Sesuai investigasi dilapangan Kontraktor pelaksana tidak memasang rambu pengatur jalan untuk para pengguna jalan ( Red -jalan alternatif) tidak menggunakan helm standar kerja,sepatu Safety dan perlengkapan lain tidak sesuai standard yang harus di terapkan oleh setiap Perusahaan.

Harusnya Setiap kontraktor dapat memikirkan keselamatan dan kesehatan para pekerja. Kontraktor jangan semaunya sendiri,hal ini harusnya mendapat sanksi.

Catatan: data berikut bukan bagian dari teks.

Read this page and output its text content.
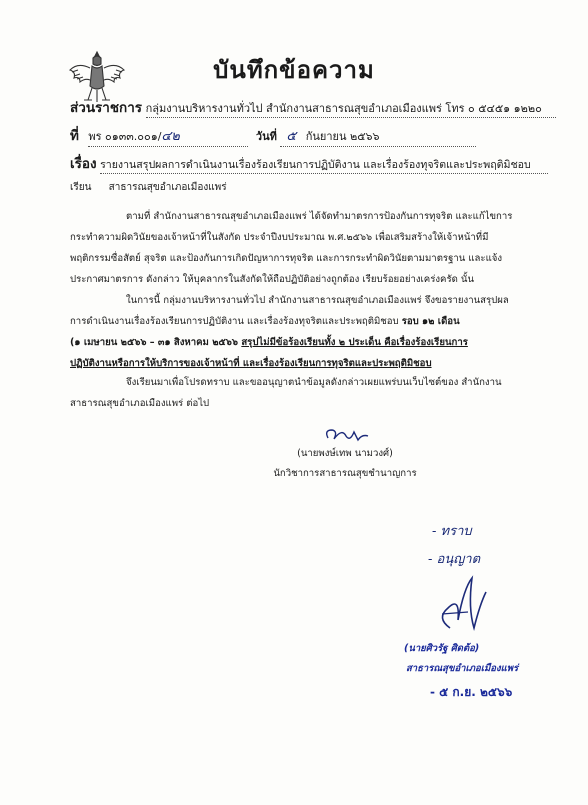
บันทึกข้อความ
ส่วนราชการ กลุ่มงานบริหารงานทั่วไป สำนักงานสาธารณสุขอำเภอเมืองแพร่ โทร ๐ ๕๔๕๑ ๑๒๒๐
ที่ พร ๐๑๓๓.๐๐๑/๔๒	วันที่ ๕ กันยายน ๒๕๖๖
เรื่อง รายงานสรุปผลการดำเนินงานเรื่องร้องเรียนการปฏิบัติงาน และเรื่องร้องทุจริตและประพฤติมิชอบ
เรียน สาธารณสุขอำเภอเมืองแพร่
ตามที่ สำนักงานสาธารณสุขอำเภอเมืองแพร่ ได้จัดทำมาตรการป้องกันการทุจริต และแก้ไขการ
กระทำความผิดวินัยของเจ้าหน้าที่ในสังกัด ประจำปีงบประมาณ พ.ศ.๒๕๖๖ เพื่อเสริมสร้างให้เจ้าหน้าที่มี
พฤติกรรมซื่อสัตย์ สุจริต และป้องกันการเกิดปัญหาการทุจริต และการกระทำผิดวินัยตามมาตรฐาน และแจ้ง
ประกาศมาตรการ ดังกล่าว ให้บุคลากรในสังกัดให้ถือปฏิบัติอย่างถูกต้อง เรียบร้อยอย่างเคร่งครัด นั้น
ในการนี้ กลุ่มงานบริหารงานทั่วไป สำนักงานสาธารณสุขอำเภอเมืองแพร่ จึงขอรายงานสรุปผล
การดำเนินงานเรื่องร้องเรียนการปฏิบัติงาน และเรื่องร้องทุจริตและประพฤติมิชอบ รอบ ๑๒ เดือน
(๑ เมษายน ๒๕๖๖ – ๓๑ สิงหาคม ๒๕๖๖ สรุปไม่มีข้อร้องเรียนทั้ง ๒ ประเด็น คือเรื่องร้องเรียนการ
ปฏิบัติงานหรือการให้บริการของเจ้าหน้าที่ และเรื่องร้องเรียนการทุจริตและประพฤติมิชอบ
จึงเรียนมาเพื่อโปรดทราบ และขออนุญาตนำข้อมูลดังกล่าวเผยแพร่บนเว็บไซต์ของ สำนักงาน
สาธารณสุขอำเภอเมืองแพร่ ต่อไป
(นายพงษ์เทพ นามวงศ์)
นักวิชาการสาธารณสุขชำนาญการ
- ทราบ
- อนุญาต
(นายศิวรัฐ ศิดต้อ)
สาธารณสุขอำเภอเมืองแพร่
- ๕ ก.ย. ๒๕๖๖
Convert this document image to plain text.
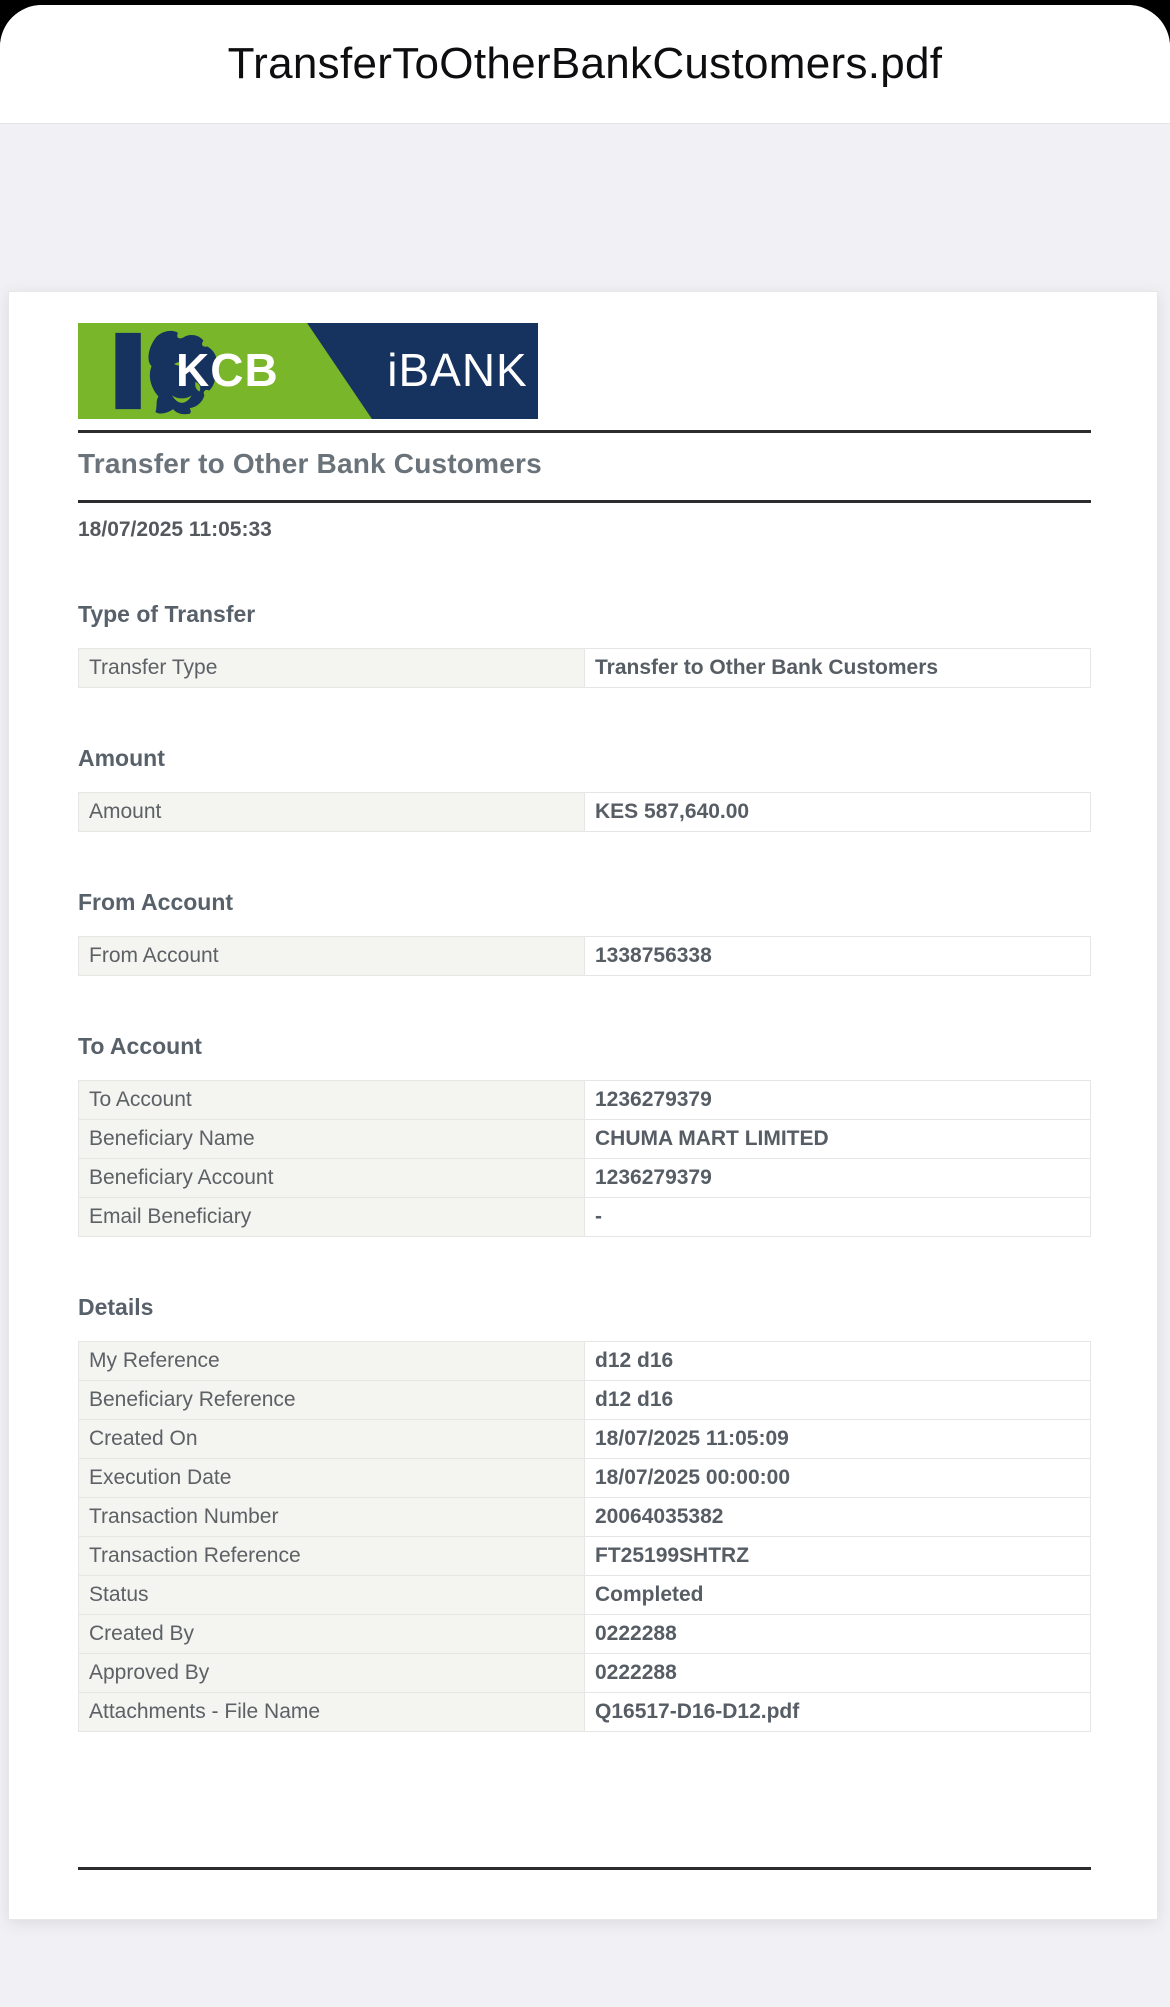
TransferToOtherBankCustomers.pdf
KCB iBANK
Transfer to Other Bank Customers
18/07/2025 11:05:33
Type of Transfer
Transfer Type	Transfer to Other Bank Customers
Amount
Amount	KES 587,640.00
From Account
From Account	1338756338
To Account
To Account	1236279379
Beneficiary Name	CHUMA MART LIMITED
Beneficiary Account	1236279379
Email Beneficiary	-
Details
My Reference	d12 d16
Beneficiary Reference	d12 d16
Created On	18/07/2025 11:05:09
Execution Date	18/07/2025 00:00:00
Transaction Number	20064035382
Transaction Reference	FT25199SHTRZ
Status	Completed
Created By	0222288
Approved By	0222288
Attachments - File Name	Q16517-D16-D12.pdf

Sesuai peraturan Undang-Undang No. 13 Tahun 2003 tentang ketenagakerjaan dan Undang-Undang (UU) No.1 Tahun 1970 tentang K3, setiap perusahaan wajib mengutamakan K3. Jika tidak, maka perusahaan harus bersiap menerima sanksi sesuai aturan yang berlaku.
Standar K3 ini sudah merupakan kewajiban yang harus dijalankan perusahaan. Kalau ada perusahaan yang membandel, ya mereka harus diberi sanksi. Bisa sanksi mencabut izin perusahaan atau sanksi lainnya sesuai aturan perundang-undangan.
Atas dasar informasi melalui media ini agar pemerintah terkait serta pihak penegak hukum untuk dapat memberikan sanksi tegas kepada perusahaan kontraktor yang tidak mematuhi K3. Kelalaian seperti ini dapat dikenakan sanksi administrasi, sanksi teguran hingga sanksi pidana seperti yang diamanatkan dalam undang-undang yang berlaku.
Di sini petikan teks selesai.